Transcompilers are generally used for interoperability, and also to port codebases which were written in an obsolete or deprecated language like COBOL or Python into a modern one like Java or C++. They generally rely on handcrafted rewrite directions and are then applied to the Abstract Syntax Tree of the source code.
Unfortunately, the translations in questions are not up to the mark as they are not readable, they fail to respect the principles of targeted language and require human intervention in general if it is to be made functional. Hence such translations projects are quite expensive as they are time-consuming and require specialists in both the languages which are being used.
Recently the research team at Facebook has announced that they have developed a transcompiler named TransCoderAI which is capable of converting code from one high-level language to another. The neural transcompiler is based on an unsupervised machine learning approach that is capable of identifying unpredicted patterns from available datasets and with some human help, it is able to provide rule-based baselines. Theoretically the ability to convert code from one language to another is a basic need these days as most of the companies have their systems written in a legacy language like COBOL.
Many companies have spent millions of dollars getting their systems upgraded and rewritten in newer high-level languages. Recently The Commonwealth Bank of Australia spent 750 million dollars in order to get their systems rewritten from COBOL to Java.
From this, you can see the impact and need of such transcompilers which could interconvert languages from one language to another. The transCoder in theory could eliminate the need of rewriting the code from scratch, but it is much harder to implement such a system as every language has a different syntax as compared to other languages making it difficult to map functions on each other.
The TransCoder is capable of translating between Java, C++, and Python, this is done with the help of unsupervised machine learning. The initialization of the TransCoder takes place with pretraining of the model with cross-lingual languages which is able to map the set of instructions having the same functionalities to their identical representations in other languages.
Transcoding tools are converted into Abstract Syntax Tree (AST) which uses handcrafted rules to generate code in the desired language. A sequence to sequence (seq2seq) model is used by the TransCoder in addition to an encoder and decoder along with a transformer architecture. The model is capable of doing Cross Programming Language, Model pretraining, Denoising autoencoding, and Back translation.
The AI Research department at Facebook known as FAIR used 852 parallel functions to test the TransCoder and achieved an accuracy of 91.6% with Java to C++ which is highest among all six conversions.
The translations generated by the best performing version of the TransCoder were not strictly the same as the references from which it was generated but instead they had high computational accuracy. This was attributed to the use of beam search which is known to retain a set of partially decoded sequences which when combined are scored due to which the best-rated sequence rises to the top.

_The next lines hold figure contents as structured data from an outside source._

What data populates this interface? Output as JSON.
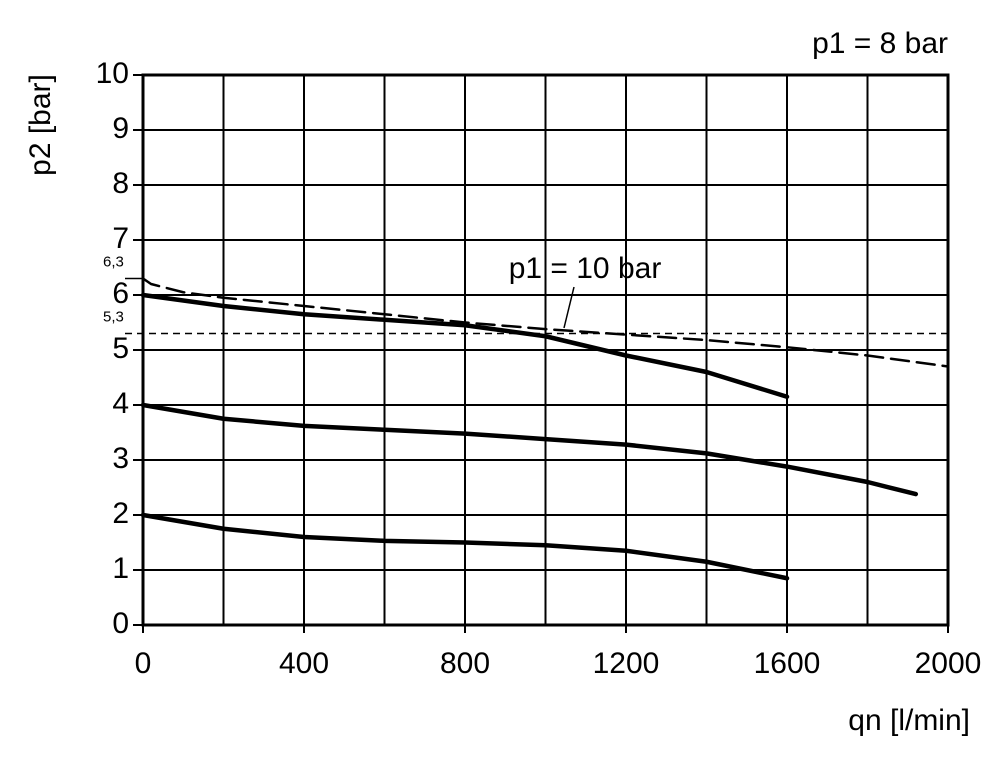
{
  "chart_data": {
    "type": "line",
    "x_label": "qn [l/min]",
    "y_label": "p2 [bar]",
    "annotations": [
      "p1 = 8 bar",
      "p1 = 10 bar"
    ],
    "xlim": [
      0,
      2000
    ],
    "ylim": [
      0,
      10
    ],
    "xticks": [
      0,
      400,
      800,
      1200,
      1600,
      2000
    ],
    "xminor_ticks": [
      200,
      600,
      1000,
      1400,
      1800
    ],
    "yticks": [
      0,
      1,
      2,
      3,
      4,
      5,
      6,
      7,
      8,
      9,
      10
    ],
    "grid": true,
    "y_markers": [
      {
        "value": 6.3,
        "label": "6,3",
        "line": false
      },
      {
        "value": 5.3,
        "label": "5,3",
        "line": true
      }
    ],
    "series": [
      {
        "color": "#000000",
        "style": "dashed",
        "x": [
          0,
          20,
          100,
          200,
          400,
          600,
          800,
          1000,
          1200,
          1400,
          1600,
          1800,
          2000
        ],
        "values": [
          6.3,
          6.2,
          6.05,
          5.95,
          5.8,
          5.65,
          5.5,
          5.38,
          5.28,
          5.18,
          5.05,
          4.9,
          4.7
        ]
      },
      {
        "color": "#000000",
        "style": "solid",
        "x": [
          0,
          200,
          400,
          600,
          800,
          1000,
          1200,
          1400,
          1600
        ],
        "values": [
          6.0,
          5.8,
          5.65,
          5.55,
          5.45,
          5.25,
          4.9,
          4.6,
          4.15
        ]
      },
      {
        "color": "#000000",
        "style": "solid",
        "x": [
          0,
          200,
          400,
          600,
          800,
          1000,
          1200,
          1400,
          1600,
          1800,
          1920
        ],
        "values": [
          4.0,
          3.75,
          3.62,
          3.55,
          3.48,
          3.38,
          3.28,
          3.12,
          2.88,
          2.6,
          2.38
        ]
      },
      {
        "color": "#000000",
        "style": "solid",
        "x": [
          0,
          200,
          400,
          600,
          800,
          1000,
          1200,
          1400,
          1600
        ],
        "values": [
          2.0,
          1.75,
          1.6,
          1.53,
          1.5,
          1.45,
          1.35,
          1.15,
          0.85
        ]
      }
    ]
  }
}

Such transcompiler AIs are being developed by many other tech companies as well, another example of this is Microsoft’s Open AI which successfully converted comments written in English into working functions. Open AI was trained and tested on the repositories of GitHub.
Conclusion
Every organization wants an artificially intelligent system that can take care of the nitty-gritty details of programming language dependencies when it comes to code migration or codebase portability as the choice of it is quite complicated and expensive these days. Facebook’s TransCoder is able to successfully translate one high-level language to another by recognizing the patterns specific to each language, this is done by using unsupervised machine learning. According to the test results, the TransCoder has the ability to outperform traditional commercial systems that are being used for translations of code.